L'abattement de Mathurin Kouassi contraste avec l'énergie qui se dégage de ce quartier populaire coloré.Il cherche ses mots, son regard dans le vide.
Un obus est tombé près de sa modeste maison alors qu'il tentait de fuir; un éclat lui a fait perdre l'usage de sa main droite."Je ne peux plus rien faire.La maçonnerie, impossible.Je ne trouve pas de petit boulot", raconte cet homme de 56 ans.
Il n'a jamais été soigné."C'était la débandade.A l'hôpital, ils n'opéraient que les cas très graves.Ils ne se sont pas occupés de moi".Il a plus tard touché 150.000 francs CFA (230 euros) du gouvernement.
Ces violences remontent à dix ans: la Côte d'Ivoire sombrait alors dans une crise électorale après le refus de Laurent Gbagbo de reconnaitre sa défaite face à Alassane Ouattara.Cinq mois de violences qui ont fait plus de 3.000 morts dans les deux camps. A Abobo, un quartier considéré comme pro-Ouattara, un marché a été bombardé et des femmes prises pour cible alors qu'elles manifestaient.
La crise a conduit Laurent Gbagbo devant la Cour pénale internationale (CPI) à La Haye, qui l'a jugé pour "crimes contre l'humanité" mais l'a définitivement acquitté en mars.Après une décennie loin de son pays, l'ancien président reviendra jeudi en Côte d'Ivoire.
Les anciens adversaires appellent aujourd'hui à la "réconciliation nationale".
- Loi d'amnistie -
Peu de personnes ont été condamnées pour les violences.En avril, un ancien chef de guerre de l'ouest de la Côte d'Ivoire, Amadé Ouérémi, a été condamné à la perpétuité pour la mort en un seul jour, en mars 2011, de 817 personnes à Duékoué, dans une région considérée comme pro-Gbagbo.Mais ce procès a laissé des zones d'ombre sur les commanditaires du massacre.
En 2018, une loi d'amnistie a conduit à plusieurs libérations dont celle de Simone Gbagbo, l'ex-Première dame, au nom de la "réconciliation nationale".
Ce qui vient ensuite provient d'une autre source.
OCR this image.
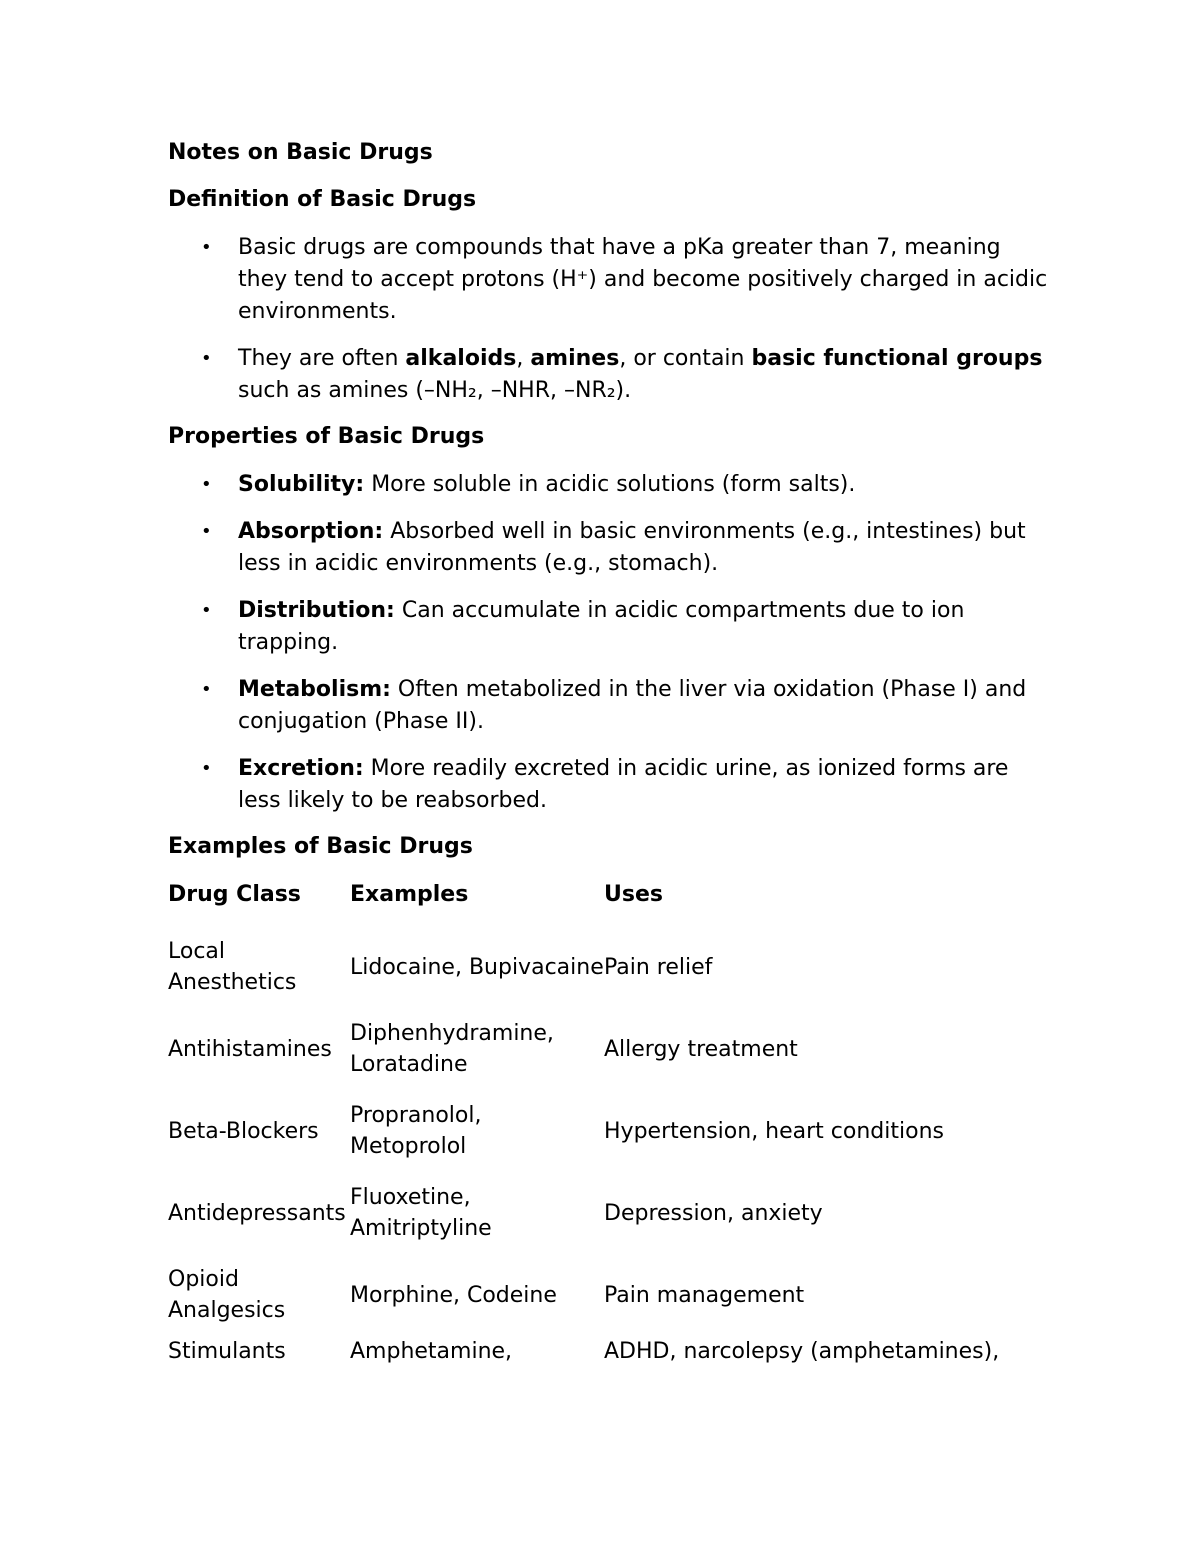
Notes on Basic Drugs
Definition of Basic Drugs
• Basic drugs are compounds that have a pKa greater than 7, meaning they tend to accept protons (H⁺) and become positively charged in acidic environments.
• They are often alkaloids, amines, or contain basic functional groups such as amines (–NH₂, –NHR, –NR₂).
Properties of Basic Drugs
• Solubility: More soluble in acidic solutions (form salts).
• Absorption: Absorbed well in basic environments (e.g., intestines) but less in acidic environments (e.g., stomach).
• Distribution: Can accumulate in acidic compartments due to ion trapping.
• Metabolism: Often metabolized in the liver via oxidation (Phase I) and conjugation (Phase II).
• Excretion: More readily excreted in acidic urine, as ionized forms are less likely to be reabsorbed.
Examples of Basic Drugs
Drug Class	Examples	Uses
Local Anesthetics	Lidocaine, Bupivacaine	Pain relief
Antihistamines	Diphenhydramine, Loratadine	Allergy treatment
Beta-Blockers	Propranolol, Metoprolol	Hypertension, heart conditions
Antidepressants	Fluoxetine, Amitriptyline	Depression, anxiety
Opioid Analgesics	Morphine, Codeine	Pain management
Stimulants	Amphetamine,	ADHD, narcolepsy (amphetamines),
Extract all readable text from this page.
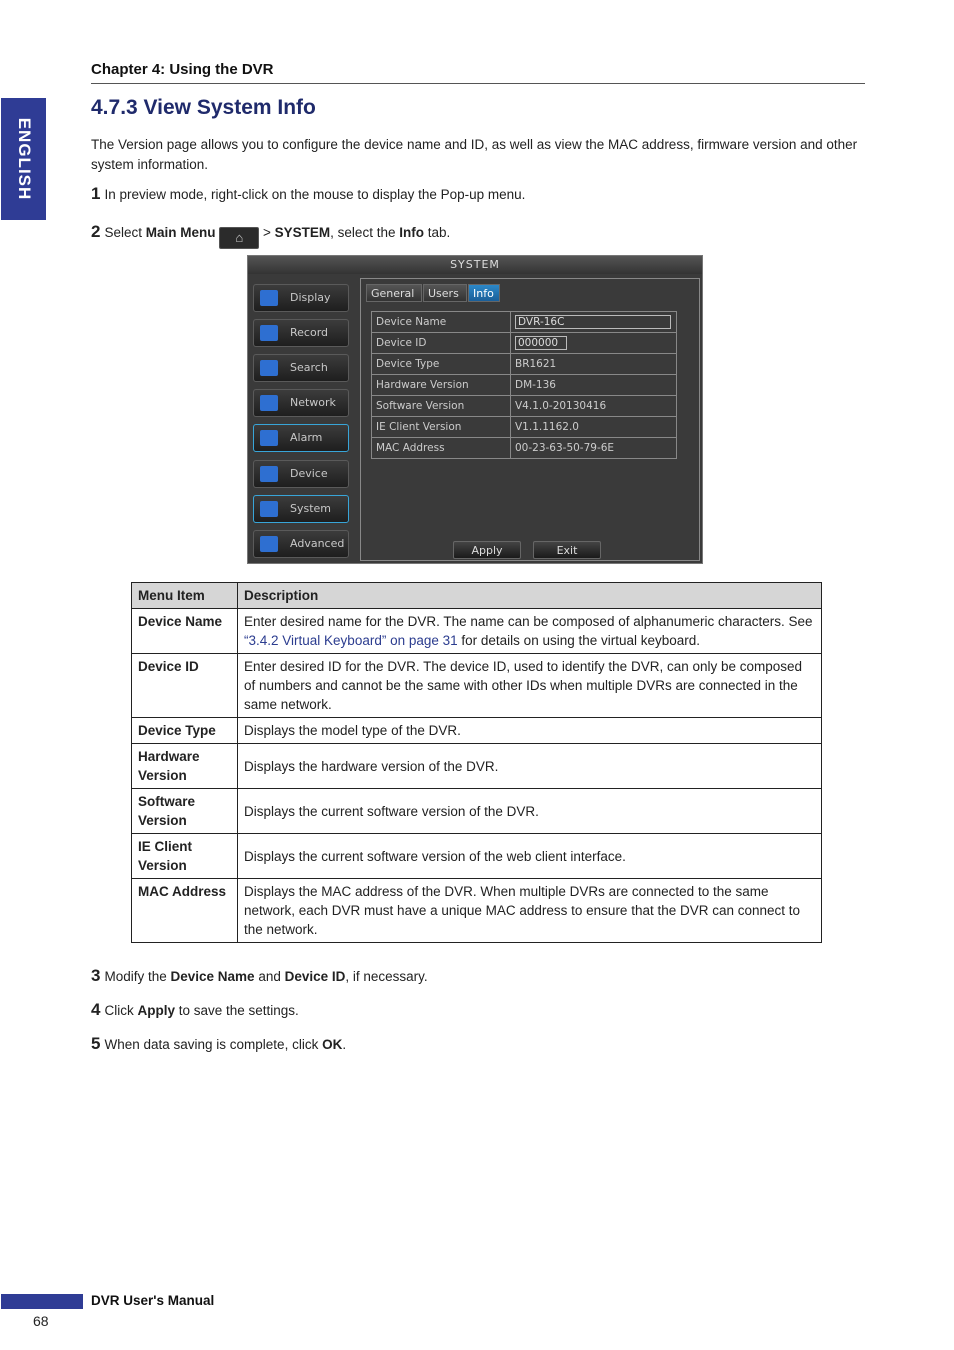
ENGLISH
Chapter 4: Using the DVR
4.7.3 View System Info
The Version page allows you to configure the device name and ID, as well as view the MAC address, firmware version and other system information.
1 In preview mode, right-click on the mouse to display the Pop-up menu.
2 Select Main Menu ⌂ > SYSTEM, select the Info tab.
SYSTEM
Display
Record
Search
Network
Alarm
Device
System
Advanced
General	Users	Info
Device Name	DVR-16C
Device ID	000000
Device Type	BR1621
Hardware Version	DM-136
Software Version	V4.1.0-20130416
IE Client Version	V1.1.1162.0
MAC Address	00-23-63-50-79-6E
Apply	Exit
Menu Item	Description
Device Name	Enter desired name for the DVR. The name can be composed of alphanumeric characters. See “3.4.2 Virtual Keyboard” on page 31 for details on using the virtual keyboard.
Device ID	Enter desired ID for the DVR. The device ID, used to identify the DVR, can only be composed of numbers and cannot be the same with other IDs when multiple DVRs are connected in the same network.
Device Type	Displays the model type of the DVR.
Hardware Version	Displays the hardware version of the DVR.
Software Version	Displays the current software version of the DVR.
IE Client Version	Displays the current software version of the web client interface.
MAC Address	Displays the MAC address of the DVR. When multiple DVRs are connected to the same network, each DVR must have a unique MAC address to ensure that the DVR can connect to the network.
3 Modify the Device Name and Device ID, if necessary.
4 Click Apply to save the settings.
5 When data saving is complete, click OK.
DVR User's Manual
68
Le bombardement dont a été victime Mathurin Kouassi a donné lieu à un procès devant un tribunal militaire, mais les accusés ont été relaxés."Tant qu'on ne connait pas le responsable, on ne peut pas pardonner", tranche-t-il.
Son voisin, Issa Bokoun, propriétaire de la mosquée de la rue, un bâtiment qui en impose avec ses dorures dans un quartier fait d'habitations sommaires, accuse les forces pro-Gbagbo.Elles ont visé la mosquée où il avait accueilli plusieurs personnes du quartier.Issa Bokoun était, explique-t-il, "soupçonné d'héberger des rebelles".
Lui aussi a été touché par un éclat d'obus.Il n'a pas pu marcher pendant huit mois.
Issa Bokoun a témoigné devant le tribunal militaire."On ne sait pas pourquoi ils ont été relaxés.(...) La première semaine, ça m'a choqué".Peu après, avec d'autres victimes, il a été invité à la présidence par Alassane Ouattara."Il nous a demandé de pardonner, pour la réconciliation nationale".
- Préparer la réconciliation -
"On ne saura jamais la vérité", déplore Aboubakari Sylla, de l'association de défense des victimes Jeruci à Abobo."Or quand on connait la vérité, c'est plus facile de pardonner.(...).On risque de se réconcilier dans le mensonge".
Dans ces conditions, au-delà du quartier d'Abobo, beaucoup s'interrogent sur la longévité de cette réconciliation."En l'absence de véritables procédures judiciaires crédibles et d'un processus politique qui mette le doigt sur ce qui n'a pas fonctionné, (...) je crains qu'il n'y ait pas de raisons d'être optimiste sur la possibilité de maintenir la paix et la stabilité politique sur une longue durée", estime ainsi Gilles Yabi, fondateur du centre d'analyse politique ouest-africain Wathi.
La présidentielle du 31 octobre 2020, boycottée par l'opposition et qui a abouti à la réélection d'Alassane Ouattara pour un troisième mandat controversé, a ainsi été marquée par des violences ayant fait une centaine de morts.
En trente ans, il y a eu plusieurs lois d'amnistie, note Issiaka Diaby, du Collectif des victimes de Côte d'Ivoire."Cela crée une impunité et ouvre la voie à d'autres crimes".
Pour le retour de Laurent Gbagbo, il compte aller à l'aéroport et manifester pour l'application de la condamnation de l'ex-président à 20 ans de prison pour le "braquage" de la Banque centrale des Etats d'Afrique de l'Ouest (BCEAO) lors de la crise électorale.Les autorités ont laissé entendre que cette condamnation serait levée.